Le mouvement pour les retraites de 2023 constituera-t-il un tournant pour le syndicalisme ? La perspective menaçante d’une victoire de l’extrême droite aux prochaines élections, régulièrement agitée par les leaders de l’intersyndicale, a en effet rendu d’autant plus dramatique l’expérience du mur néolibéral sur lequel a buté la protestation sociale. Résister au néolibéralisme et empêcher l’arrivée au pouvoir de l’extrême droite impose au mouvement syndical de reconsidérer ses perspectives stratégiques.
D’un côté, les syndicats les plus résolus dans leur opposition à l’agenda néolibéral – CGT, FSU, Solidaires et, dans une certaine mesure, FO – ont échoué à empêcher sa mise en œuvre. Les grèves s’effilochent au fil des mobilisations, quand elles ne sont pas directement cassées par la répression et les réquisitions. La montée en puissance des manifestations de masse – qui ont atteint un niveau record en 2023 – et d’autres modes d’action comme les blocages, les rassemblements sauvages et les casserolades, témoignent de la profonde défiance citoyenne vis-à-vis du pouvoir. Mais ce n’est qu’une compensation symbolique au recul des grèves, faute d’imposer le rapport de force nécessaire pour faire plier le pouvoir.
De l’autre côté, le mouvement a aussi acté l’épuisement de la stratégie de dialogue social portée par la CFDT et ses allié·es. D’abord, parce que c’est précisément le refus du gouvernement d’envisager quelque compromis que ce soit sur les retraites (et avant cela, sur l’assurance-chômage) qui a poussé la centrale dans la rue. Ensuite, parce que la promotion de la négociation d’entreprise n’apparaît plus comme un horizon aussi évident. Les ordonnances Macron de 2017, qui ont parachevé la décentralisation de la négociation collective, ont réduit les moyens d’action des syndicats dans les entreprises, occasionnant un retour très critique de la CFDT sur cette réforme. La négociation substitue le formalisme du dialogue au pouvoir de cogestion réel dont disposaient les syndicats au sein des commissions administratives paritaires, pouvoir supprimé par la loi de transformation de la fonction publique de 2019. Cet affaiblissement du dialogue social est paradoxal car il advient au moment où la CFDT est devenue la première organisation en termes de représentativité électorale. Mais il paraît logique dans la mesure où, après l’avoir servi, le dialogue social est devenu inutile à un néolibéralisme de plus en plus autoritaire et radicalisé.
Stratégie syndicale
Ce constat d’un double épuisement des grandes lignes qui structuraient le champ syndical impose de rouvrir la discussion stratégique. Malgré leurs proclamations de mise à distance de la politique, les syndicats n’ont en réalité jamais cessé d’agir sur ce terrain. Mais leurs stratégies, plus ou moins conscientes ou explicites, reposent sur l’idée que l’action syndicale doit se suffire à elle-même, les syndicats n’ayant pas à préférer un·e interlocuteur·trice politique à un·e autre.

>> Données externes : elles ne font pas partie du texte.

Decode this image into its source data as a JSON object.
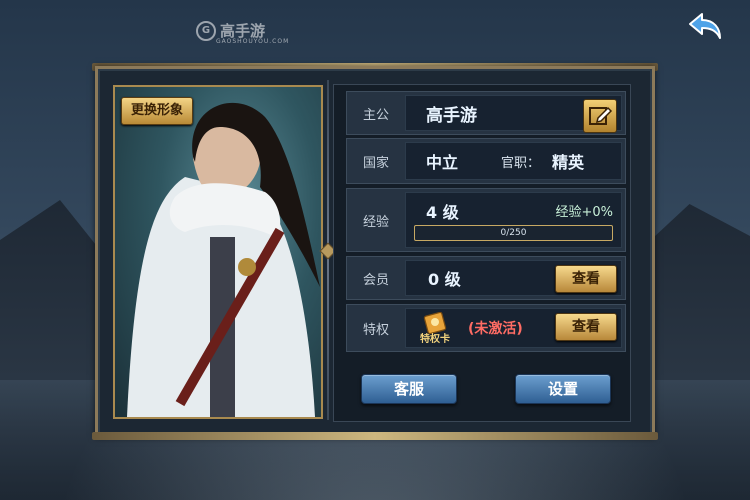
{
  "watermark": {
    "text": "高手游",
    "sub": "GAOSHOUYOU.COM"
  },
  "portrait": {
    "change_label": "更换形象"
  },
  "info": {
    "lord": {
      "label": "主公",
      "name": "高手游"
    },
    "country": {
      "label": "国家",
      "value": "中立",
      "office_label": "官职：",
      "office_value": "精英"
    },
    "exp": {
      "label": "经验",
      "level": "4 级",
      "bonus": "经验+0%",
      "current": 0,
      "max": 250,
      "bar_text": "0/250"
    },
    "vip": {
      "label": "会员",
      "level": "0 级",
      "view_label": "查看"
    },
    "privilege": {
      "label": "特权",
      "card_label": "特权卡",
      "status": "(未激活)",
      "view_label": "查看"
    }
  },
  "buttons": {
    "service": "客服",
    "settings": "设置"
  },
  "colors": {
    "accent_gold": "#f3d486",
    "button_blue": "#4c82b8",
    "inactive_red": "#ff6c64"
  },
  "icons": {
    "back": "back-arrow-icon",
    "edit": "edit-icon",
    "card": "privilege-card-icon"
  }
}
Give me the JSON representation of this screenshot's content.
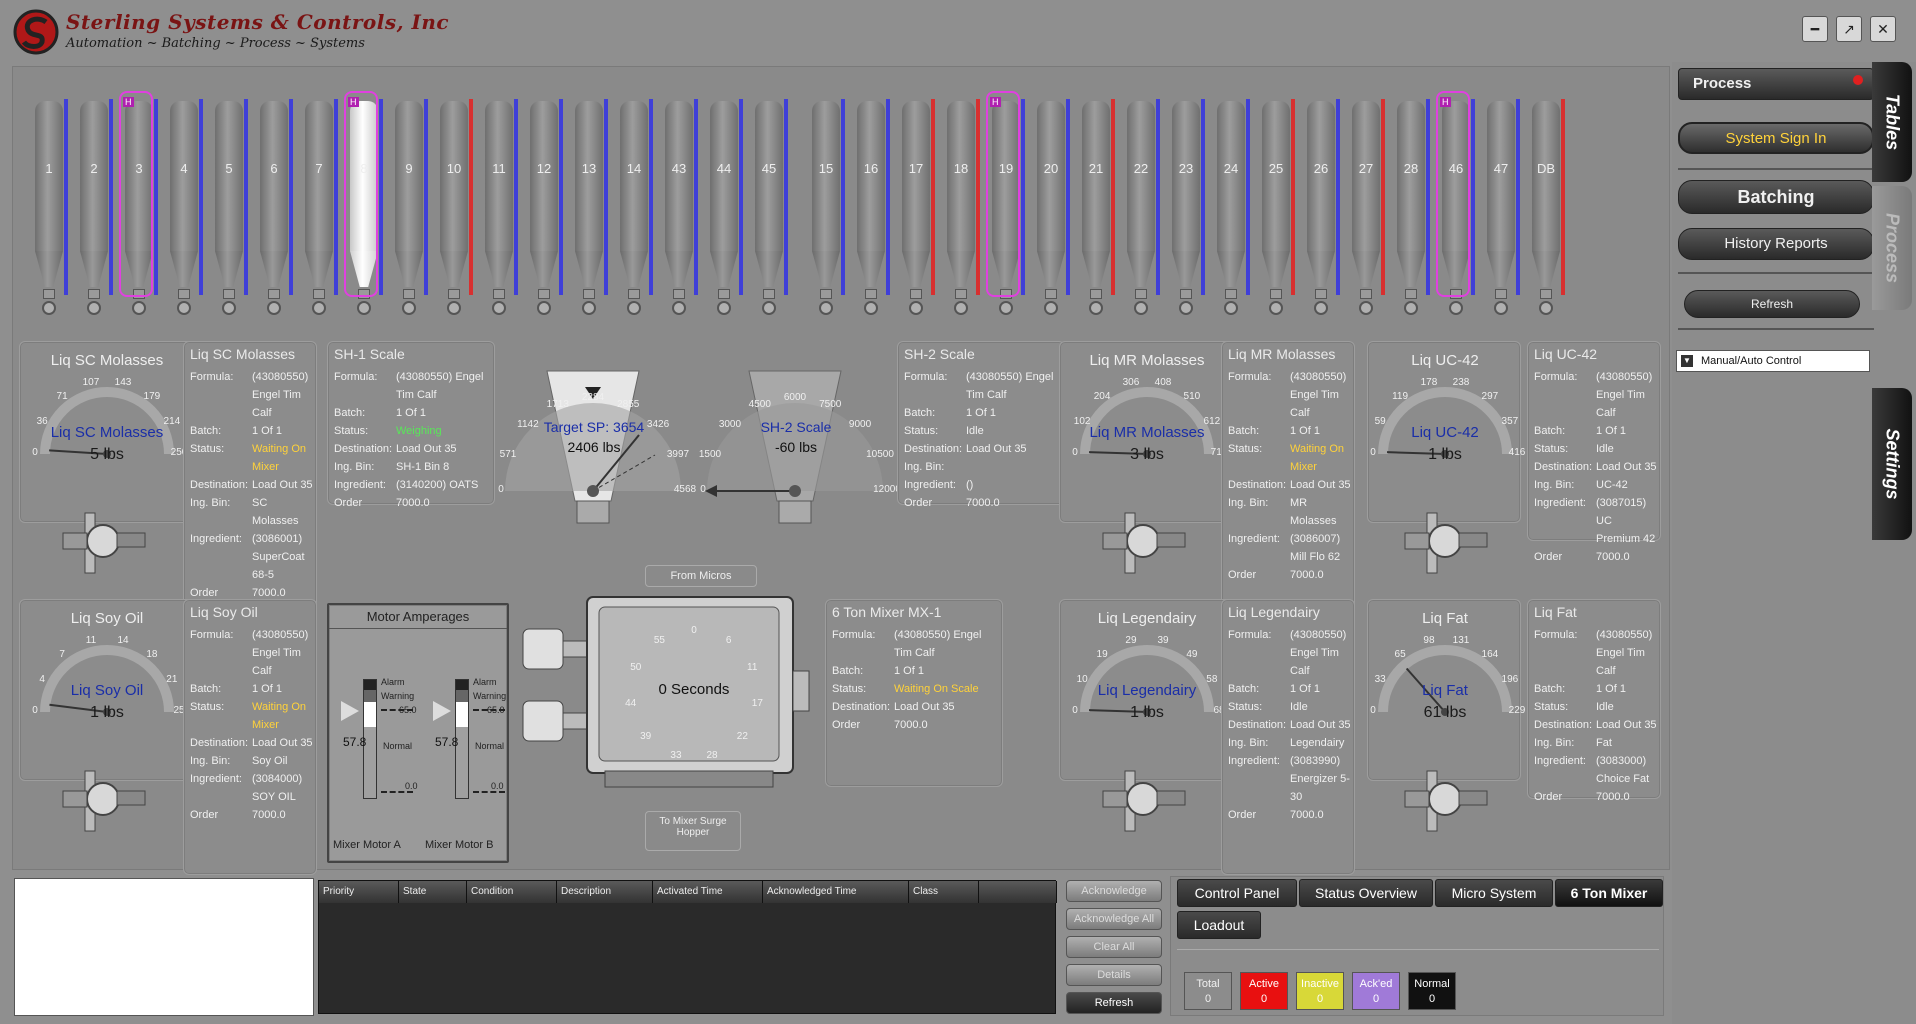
{
  "header": {
    "company": "Sterling Systems & Controls, Inc",
    "tagline": "Automation ~ Batching ~ Process ~ Systems",
    "window_buttons": [
      "minimize-icon",
      "restore-icon",
      "close-icon"
    ]
  },
  "bins": [
    {
      "label": "1",
      "level": "blue"
    },
    {
      "label": "2",
      "level": "blue"
    },
    {
      "label": "3",
      "level": "blue",
      "hi": true
    },
    {
      "label": "4",
      "level": "blue"
    },
    {
      "label": "5",
      "level": "blue"
    },
    {
      "label": "6",
      "level": "blue"
    },
    {
      "label": "7",
      "level": "blue"
    },
    {
      "label": "8",
      "level": "blue",
      "hi": true,
      "selected": true
    },
    {
      "label": "9",
      "level": "blue"
    },
    {
      "label": "10",
      "level": "red"
    },
    {
      "label": "11",
      "level": "blue"
    },
    {
      "label": "12",
      "level": "blue"
    },
    {
      "label": "13",
      "level": "blue"
    },
    {
      "label": "14",
      "level": "blue"
    },
    {
      "label": "43",
      "level": "blue"
    },
    {
      "label": "44",
      "level": "blue"
    },
    {
      "label": "45",
      "level": "blue"
    },
    {
      "label": "15",
      "level": "blue"
    },
    {
      "label": "16",
      "level": "blue"
    },
    {
      "label": "17",
      "level": "red"
    },
    {
      "label": "18",
      "level": "red"
    },
    {
      "label": "19",
      "level": "blue",
      "hi": true
    },
    {
      "label": "20",
      "level": "blue"
    },
    {
      "label": "21",
      "level": "red"
    },
    {
      "label": "22",
      "level": "blue"
    },
    {
      "label": "23",
      "level": "blue"
    },
    {
      "label": "24",
      "level": "blue"
    },
    {
      "label": "25",
      "level": "red"
    },
    {
      "label": "26",
      "level": "blue"
    },
    {
      "label": "27",
      "level": "red"
    },
    {
      "label": "28",
      "level": "blue"
    },
    {
      "label": "46",
      "level": "blue",
      "hi": true
    },
    {
      "label": "47",
      "level": "blue"
    },
    {
      "label": "DB",
      "level": "red"
    }
  ],
  "bin_hi_mark": "H",
  "labels": {
    "k_formula": "Formula:",
    "k_batch": "Batch:",
    "k_status": "Status:",
    "k_dest": "Destination:",
    "k_ing": "Ing. Bin:",
    "k_ingr": "Ingredient:",
    "k_order": "Order"
  },
  "liq_sc": {
    "title": "Liq SC Molasses",
    "gauge_name": "Liq SC Molasses",
    "value": "5 lbs",
    "ticks": [
      "0",
      "36",
      "71",
      "107",
      "143",
      "179",
      "214",
      "250"
    ],
    "info_title": "Liq SC Molasses",
    "formula": "(43080550) Engel Tim Calf",
    "batch": "1 Of 1",
    "status": "Waiting On Mixer",
    "dest": "Load Out 35",
    "ing_bin": "SC Molasses",
    "ingredient": "(3086001) SuperCoat 68-5",
    "order": "7000.0"
  },
  "sh1": {
    "title": "SH-1 Scale",
    "formula": "(43080550) Engel Tim Calf",
    "batch": "1 Of 1",
    "status": "Weighing",
    "dest": "Load Out 35",
    "ing_bin": "SH-1 Bin 8",
    "ingredient": "(3140200) OATS",
    "order": "7000.0",
    "target": "Target SP: 3654",
    "value": "2406 lbs",
    "ticks": [
      "0",
      "571",
      "1142",
      "1713",
      "2284",
      "2855",
      "3426",
      "3997",
      "4568"
    ]
  },
  "sh2": {
    "title": "SH-2 Scale",
    "formula": "(43080550) Engel Tim Calf",
    "batch": "1 Of 1",
    "status": "Idle",
    "dest": "Load Out 35",
    "ing_bin": "",
    "ingredient": "()",
    "order": "7000.0",
    "name": "SH-2 Scale",
    "value": "-60 lbs",
    "ticks": [
      "0",
      "1500",
      "3000",
      "4500",
      "6000",
      "7500",
      "9000",
      "10500",
      "12000"
    ]
  },
  "liq_mr": {
    "title": "Liq MR Molasses",
    "gauge_name": "Liq MR Molasses",
    "value": "3 lbs",
    "ticks": [
      "0",
      "102",
      "204",
      "306",
      "408",
      "510",
      "612",
      "714"
    ],
    "info_title": "Liq MR Molasses",
    "formula": "(43080550) Engel Tim Calf",
    "batch": "1 Of 1",
    "status": "Waiting On Mixer",
    "dest": "Load Out 35",
    "ing_bin": "MR Molasses",
    "ingredient": "(3086007) Mill Flo 62",
    "order": "7000.0"
  },
  "liq_uc": {
    "title": "Liq UC-42",
    "gauge_name": "Liq UC-42",
    "value": "1 lbs",
    "ticks": [
      "0",
      "59",
      "119",
      "178",
      "238",
      "297",
      "357",
      "416"
    ],
    "info_title": "Liq UC-42",
    "formula": "(43080550) Engel Tim Calf",
    "batch": "1 Of 1",
    "status": "Idle",
    "dest": "Load Out 35",
    "ing_bin": "UC-42",
    "ingredient": "(3087015) UC Premium 42",
    "order": "7000.0"
  },
  "liq_soy": {
    "title": "Liq Soy Oil",
    "gauge_name": "Liq Soy Oil",
    "value": "1 lbs",
    "ticks": [
      "0",
      "4",
      "7",
      "11",
      "14",
      "18",
      "21",
      "25"
    ],
    "info_title": "Liq Soy Oil",
    "formula": "(43080550) Engel Tim Calf",
    "batch": "1 Of 1",
    "status": "Waiting On Mixer",
    "dest": "Load Out 35",
    "ing_bin": "Soy Oil",
    "ingredient": "(3084000) SOY OIL",
    "order": "7000.0"
  },
  "motor": {
    "title": "Motor Amperages",
    "alarm": "Alarm",
    "warning": "Warning",
    "normal": "Normal",
    "high": "65.0",
    "low": "0.0",
    "a_value": "57.8",
    "b_value": "57.8",
    "a_label": "Mixer Motor A",
    "b_label": "Mixer Motor B",
    "a_level": 0.89,
    "b_level": 0.89
  },
  "mixer": {
    "from_micros": "From Micros",
    "to_surge": "To Mixer Surge Hopper",
    "timer": "0 Seconds",
    "dial": [
      "0",
      "6",
      "11",
      "17",
      "22",
      "28",
      "33",
      "39",
      "44",
      "50",
      "55"
    ]
  },
  "mx1": {
    "title": "6 Ton Mixer MX-1",
    "formula": "(43080550) Engel Tim Calf",
    "batch": "1 Of 1",
    "status": "Waiting On Scale",
    "dest": "Load Out 35",
    "order": "7000.0"
  },
  "liq_leg": {
    "title": "Liq Legendairy",
    "gauge_name": "Liq Legendairy",
    "value": "1 lbs",
    "ticks": [
      "0",
      "10",
      "19",
      "29",
      "39",
      "49",
      "58",
      "68"
    ],
    "info_title": "Liq Legendairy",
    "formula": "(43080550) Engel Tim Calf",
    "batch": "1 Of 1",
    "status": "Idle",
    "dest": "Load Out 35",
    "ing_bin": "Legendairy",
    "ingredient": "(3083990) Energizer 5-30",
    "order": "7000.0"
  },
  "liq_fat": {
    "title": "Liq Fat",
    "gauge_name": "Liq Fat",
    "value": "61 lbs",
    "ticks": [
      "0",
      "33",
      "65",
      "98",
      "131",
      "164",
      "196",
      "229"
    ],
    "info_title": "Liq Fat",
    "formula": "(43080550) Engel Tim Calf",
    "batch": "1 Of 1",
    "status": "Idle",
    "dest": "Load Out 35",
    "ing_bin": "Fat",
    "ingredient": "(3083000) Choice Fat",
    "order": "7000.0"
  },
  "alarms": {
    "columns": [
      "Priority",
      "State",
      "Condition",
      "Description",
      "Activated Time",
      "Acknowledged Time",
      "Class",
      ""
    ],
    "buttons": [
      "Acknowledge",
      "Acknowledge All",
      "Clear All",
      "Details",
      "Refresh"
    ]
  },
  "tabs": [
    "Control Panel",
    "Status Overview",
    "Micro System",
    "6 Ton Mixer",
    "Loadout"
  ],
  "stats": [
    {
      "label": "Total",
      "value": "0",
      "bg": "#8c8c8c",
      "fg": "#f0f0f0"
    },
    {
      "label": "Active",
      "value": "0",
      "bg": "#e81010",
      "fg": "#ffffff"
    },
    {
      "label": "Inactive",
      "value": "0",
      "bg": "#d8d838",
      "fg": "#ffffff"
    },
    {
      "label": "Ack'ed",
      "value": "0",
      "bg": "#a07ad8",
      "fg": "#ffffff"
    },
    {
      "label": "Normal",
      "value": "0",
      "bg": "#111111",
      "fg": "#ffffff"
    }
  ],
  "sidebar": {
    "process": "Process",
    "sign_in": "System Sign In",
    "batching": "Batching",
    "history": "History Reports",
    "refresh": "Refresh",
    "manual_auto": "Manual/Auto Control",
    "vtabs": [
      "Tables",
      "Process",
      "Settings"
    ]
  },
  "colors": {
    "level_blue": "#3f3fd8",
    "level_red": "#d83030",
    "accent_yellow": "#ffd23a",
    "gauge_name": "#1a2ea8"
  }
}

Chez les partisans du dialogue social prévaut l’idée que les représentant·es de l’État, quelle que soit leur couleur politique, joueront le jeu de « l’échange politique ». Cette notion, forgée par le sociologue italien Alessandro Pizzorno, repose sur l’idée que les syndicats n’ont pas seulement un rôle économique dans les sociétés capitalistes avancées, mais remplissent aussi une fonction politique, en contribuant au consensus social en échange de leur reconnaissance institutionnelle par l’État. Or, cet échange politique est profondément dénaturé. Les priorités de l’action publique consistant désormais dans le renforcement des logiques de marché, la réduction des dépenses publiques et du « coût du travail », la reconnaissance institutionnelle des syndicats se fait au prix d’une acceptation de réformes qui vont à l’encontre des intérêts du travail. Pire, l’État est de plus en plus enclin à se passer des syndicats, comme Emmanuel Macron l’a maintes fois exprimé en considérant que l’action syndicale devait se limiter au périmètre de l’entreprise.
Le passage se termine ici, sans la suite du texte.